OBJECTIVE: To investigate the role of dietary calcium and vitamin D in the process of growth and development of children and adolescents, focusing in particular on the prevention and treatment of delayed growth caused by nutritional deficiency. SOURCES: Information was gathered from articles published in the last 2 decades, from searches on the databases SciELO, PubMed and Medline, technical books and publications of international organizations. SUMMARY OF THE FINDINGS: Growth is influenced by intrinsic (genetic and metabolic) and extrinsic factors (environmental factors such as diet, health, hygiene, housing and access to health services).
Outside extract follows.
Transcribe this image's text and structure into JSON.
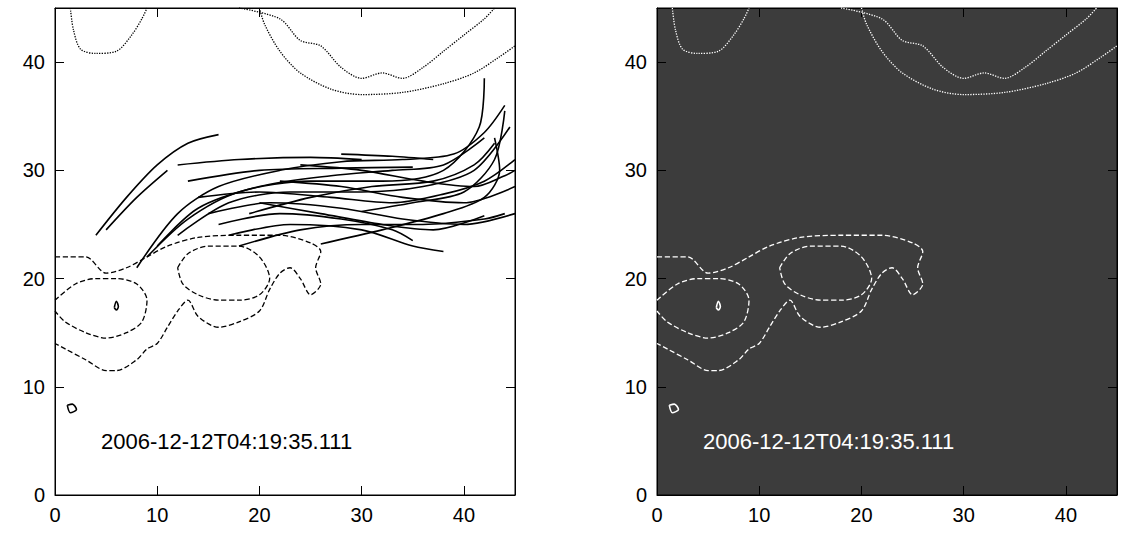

Among the nutritional factors are vitamin and oligoelement deficiencies which may be associated with malnutrition or caused by insufficient absorption. Since calcium is one of the main mineral components of bone tissue, it is essential for adequate bone formation and, considering that vitamin D plays an important role in calcium metabolism, a diet with insufficient quantities of these nutrients can impact on the formation of the skeleton and on the process of growth and development. CONCLUSIONS: In children and adolescents, low intake or low absorption of calcium and vitamin D may limit their statural growth, and it is necessary to supply sufficient quantities of both during the critical growth phases.